IUP tersebut diterbitkan ketika moratorium tambang di NTT masih berlaku sesuai SK Gubernur No. 359/KEP/HK/2018 tanggal 14 November 2018.
Dalam butir tujuh SK tersebut dinyatakan bahwa moratorium berlaku selama satu tahun dan akan berakhir pada tanggal 14 November 2019.
“Yang saya minta kepada pemerintah provinsi, kalau bisa tolong cabut lagi izin eksplorasi yang sudah dikeluarkan pemerintah. Izin itu yang menjadi polemik sekarang, jangan sampai ada pertumpahan darah,” tegasnya.
Sebab menurut dia, apabila warga Lingko Lolok dipindahkan ke tempat lain, maka mereka harus berusaha dari nol lagi di tempat yang baru itu.
“Terpaksa mereka harus menanam lagi dari awal seperti pohon kelapa dan lainnya yang sudah ditanam selama beberapa tahun mereka menikmati hasilnya,” katanya.

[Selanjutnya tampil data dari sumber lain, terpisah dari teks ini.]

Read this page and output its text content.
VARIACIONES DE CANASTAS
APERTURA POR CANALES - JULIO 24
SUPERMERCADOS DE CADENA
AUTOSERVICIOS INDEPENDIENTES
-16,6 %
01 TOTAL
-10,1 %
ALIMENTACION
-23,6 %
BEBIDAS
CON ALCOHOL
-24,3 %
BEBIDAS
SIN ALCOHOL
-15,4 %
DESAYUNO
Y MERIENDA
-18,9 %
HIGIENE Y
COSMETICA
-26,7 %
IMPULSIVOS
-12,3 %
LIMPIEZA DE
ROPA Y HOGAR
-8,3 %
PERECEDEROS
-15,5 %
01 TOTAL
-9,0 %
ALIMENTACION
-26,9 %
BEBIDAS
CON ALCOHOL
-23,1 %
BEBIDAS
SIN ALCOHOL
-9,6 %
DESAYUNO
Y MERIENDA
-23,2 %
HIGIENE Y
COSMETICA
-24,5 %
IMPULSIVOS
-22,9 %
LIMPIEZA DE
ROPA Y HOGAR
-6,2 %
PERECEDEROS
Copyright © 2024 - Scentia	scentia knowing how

Selain itu, Siena juga meminta kepada pihak perusahaan untuk membangun perumahan yang layak kepada masyarakat.
Setelah rumah dibangun pada lokasi baru, selanjutnya masyarakat dipindahkan agar mereka hidup layak seperti sekarang.

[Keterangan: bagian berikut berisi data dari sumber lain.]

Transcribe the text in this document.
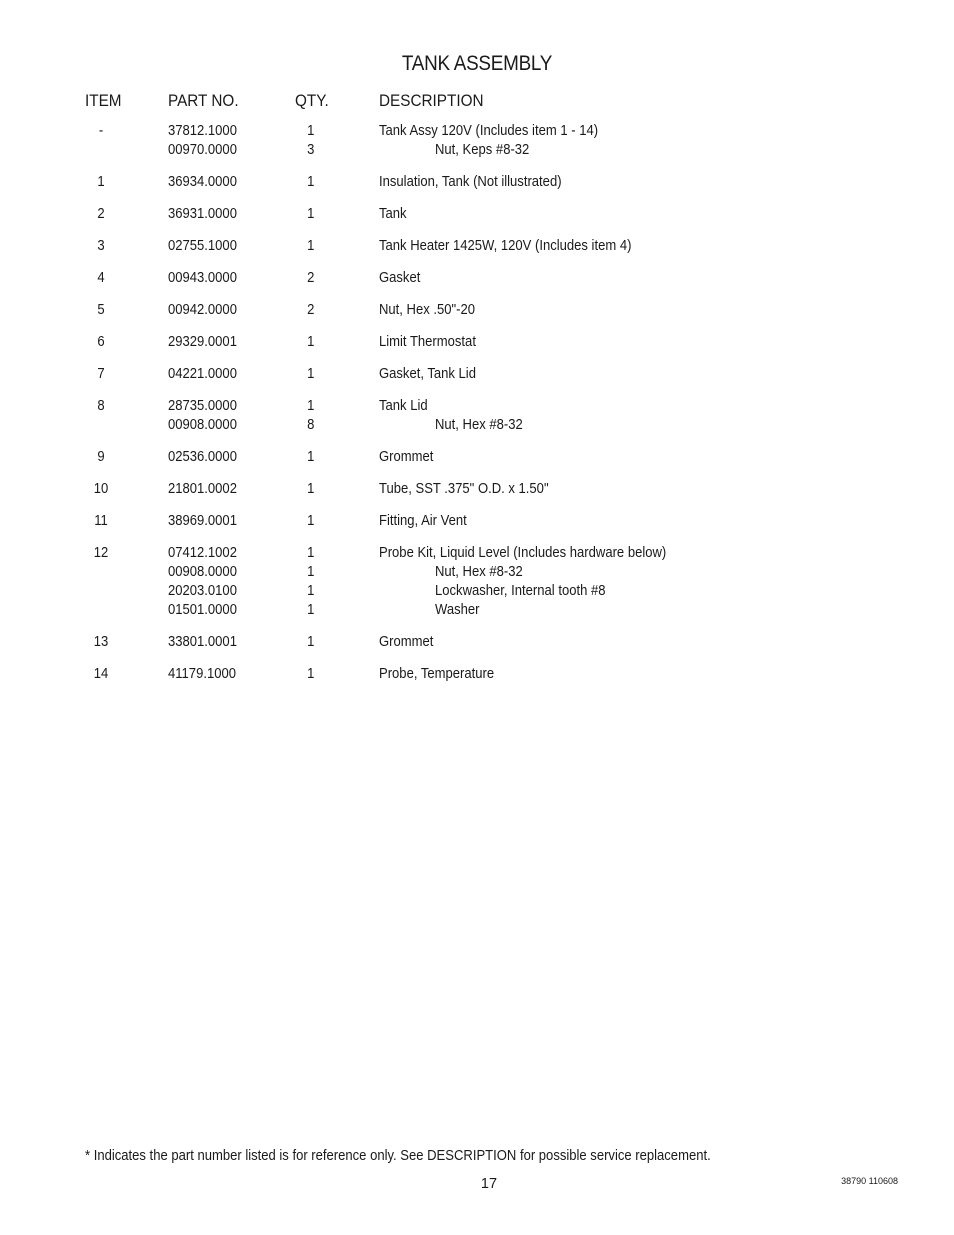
TANK ASSEMBLY
ITEM	PART NO.	QTY.	DESCRIPTION
-	37812.1000	1	Tank Assy 120V (Includes item 1 - 14)
00970.0000	3	Nut, Keps #8-32
1	36934.0000	1	Insulation, Tank (Not illustrated)
2	36931.0000	1	Tank
3	02755.1000	1	Tank Heater 1425W, 120V (Includes item 4)
4	00943.0000	2	Gasket
5	00942.0000	2	Nut, Hex .50"-20
6	29329.0001	1	Limit Thermostat
7	04221.0000	1	Gasket, Tank Lid
8	28735.0000	1	Tank Lid
00908.0000	8	Nut, Hex #8-32
9	02536.0000	1	Grommet
10	21801.0002	1	Tube, SST .375" O.D. x 1.50"
11	38969.0001	1	Fitting, Air Vent
12	07412.1002	1	Probe Kit, Liquid Level (Includes hardware below)
00908.0000	1	Nut, Hex #8-32
20203.0100	1	Lockwasher, Internal tooth #8
01501.0000	1	Washer
13	33801.0001	1	Grommet
14	41179.1000	1	Probe, Temperature
* Indicates the part number listed is for reference only. See DESCRIPTION for possible service replacement.
17	38790 110608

“Ya itu memang kalau yang setuju. Karena saya tahu perjanjian sekarang itu sudah jauh bahkan ada yang sudah terima uang,” ujar Siena.
“Tetapi kalau saya lihat jangan sampai ada mafia di belakang ini adik-adik. Itu yang saya tidak setuju,” tambahnya lagi.
Namun, Siena mengaku sulit membongkar dan mencari tahu untuk memastikan apakah ada mafia atau tidak.
Menurutnya, hal itu harus ada pengacara dan bukan hanya satu orang. Tetapi harus banyak orang untuk mencari tahu apakah ada mafia atau tidak.
“Karena saya lihat negosiasinya dari awal saya ikuti terus di Demokrasi Manggarai Timur, dari awal mereka rapat itu sudah ada yang tidak beres, jujur saya sebagai pribadi. Ini tanggapan pribadi saya yah jangan bawah ke partai PAN. Karena saya ikuti terus prosesnya sampai ada uang DP dan sebagainya,” katanya.
Namun, ia mengatakan keputusan tetap tergantung kesepakatan warga di Lingko Lolok dan Luwuk apakah terima atau tolak tambang.
“Tapi kembali ke bapa mama yang punya tanah di Lingko Lolok. Kalau mereka setuju yah kita tidak bisa apa-apa. Kalau pemerintah juga masih memberi izin kita tidak bisa apa-apa. Makanya saya minta tadi untuk tolong cabut izin itu,” tutupnya.